Chapitre 223/40455%~13 min de lecture2 437 mots

Il n'y eut ni dispute, ni longue discussion.

Li Junzi se contenta de remarquer l'expression dans les yeux de Lin Luoyu, et toutes les pensées qui tourbillonnaient dans son esprit se dissipèrent comme la brume.

À cet instant, elle se sentit quelque peu démunie.

Li Junzi parla comme pour éluder le sujet :

« Mangeons d'abord. »

L'expression de Lin Luoyu semblait retenir des mots, mais au final, elle se tut elle aussi.

Li Junzi ne demanda pas pourquoi, et Lin Luoyu n'expliqua pas pourquoi.

À cet instant, le silence parut la meilleure réponse.

Le repas se passa dans le calme, bien que les cœurs des deux femmes ne fussent peut-être pas si tranquilles.

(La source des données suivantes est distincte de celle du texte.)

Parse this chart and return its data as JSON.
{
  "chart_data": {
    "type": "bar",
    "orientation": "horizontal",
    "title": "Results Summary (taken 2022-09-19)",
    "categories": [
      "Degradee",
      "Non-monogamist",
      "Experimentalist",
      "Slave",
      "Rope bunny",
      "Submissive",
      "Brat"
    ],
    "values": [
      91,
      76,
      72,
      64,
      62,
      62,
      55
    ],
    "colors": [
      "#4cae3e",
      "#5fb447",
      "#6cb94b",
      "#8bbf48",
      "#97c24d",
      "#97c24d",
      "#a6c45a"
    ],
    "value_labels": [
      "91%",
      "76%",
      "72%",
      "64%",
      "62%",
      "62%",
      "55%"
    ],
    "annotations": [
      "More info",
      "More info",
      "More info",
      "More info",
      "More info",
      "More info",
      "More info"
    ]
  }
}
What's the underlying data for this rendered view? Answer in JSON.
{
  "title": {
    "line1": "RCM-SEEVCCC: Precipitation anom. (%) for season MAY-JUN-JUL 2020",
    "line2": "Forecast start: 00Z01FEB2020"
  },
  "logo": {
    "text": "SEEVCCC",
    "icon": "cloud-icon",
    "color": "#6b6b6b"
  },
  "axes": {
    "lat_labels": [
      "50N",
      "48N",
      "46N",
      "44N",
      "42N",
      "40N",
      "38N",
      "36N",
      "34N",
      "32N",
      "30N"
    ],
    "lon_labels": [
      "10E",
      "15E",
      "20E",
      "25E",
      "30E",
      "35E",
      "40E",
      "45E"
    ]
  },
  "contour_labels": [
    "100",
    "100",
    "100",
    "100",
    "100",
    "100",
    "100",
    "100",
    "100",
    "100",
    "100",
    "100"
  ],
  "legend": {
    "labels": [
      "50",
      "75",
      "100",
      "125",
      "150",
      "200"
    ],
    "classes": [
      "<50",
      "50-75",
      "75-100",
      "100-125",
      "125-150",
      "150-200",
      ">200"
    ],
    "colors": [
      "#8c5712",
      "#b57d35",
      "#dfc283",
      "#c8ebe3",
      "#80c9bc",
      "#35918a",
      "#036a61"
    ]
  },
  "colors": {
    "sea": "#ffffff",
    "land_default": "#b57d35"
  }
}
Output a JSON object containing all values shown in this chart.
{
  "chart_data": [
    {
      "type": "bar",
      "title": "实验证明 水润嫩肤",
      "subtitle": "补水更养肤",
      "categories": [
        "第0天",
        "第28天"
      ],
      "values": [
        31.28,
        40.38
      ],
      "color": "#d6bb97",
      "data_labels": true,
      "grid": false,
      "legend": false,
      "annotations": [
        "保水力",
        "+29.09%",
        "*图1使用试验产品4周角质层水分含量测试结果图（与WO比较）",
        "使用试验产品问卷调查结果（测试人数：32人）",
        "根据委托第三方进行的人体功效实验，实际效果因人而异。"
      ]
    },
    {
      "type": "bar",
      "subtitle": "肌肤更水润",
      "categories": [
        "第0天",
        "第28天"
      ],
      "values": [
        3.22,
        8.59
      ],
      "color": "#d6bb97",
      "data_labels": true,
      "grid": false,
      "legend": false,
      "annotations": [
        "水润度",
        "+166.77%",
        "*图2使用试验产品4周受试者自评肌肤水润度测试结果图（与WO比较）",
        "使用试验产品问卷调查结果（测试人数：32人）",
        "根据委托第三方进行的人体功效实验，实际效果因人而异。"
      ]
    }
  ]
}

Les jours s'écoulèrent comme d'habitude, cet instant semblant n'avoir été qu'une illusion, une bulle éphémère.

Li Junzi ne pressa pas davantage Lin Luoyu sur les raisons pour lesquelles elle avait dit ne plus vouloir étudier, pas plus qu'elle ne commenta le choix de Lin Luoyu, comme si elle laissait toutes les décisions entre ses mains.

Elle n'exprima ni chagrin, n'incita pas Lin Luoyu à poursuivre les études confucéennes.

Seulement, le temps que Li Junzi passait à fixer les arbres d'un regard vide s'allongea un peu.

Lin Luoyu cessa également d'en parler, retrouvant son train-train — étudier, assister aux cours, débattre de théories à l'académie.

Cette déclaration d'abandon ne sembla plus qu'une plaisanterie passagère.

Toutes deux parurent revenir à leur état initial, comme si les mots prononcés avaient été repris.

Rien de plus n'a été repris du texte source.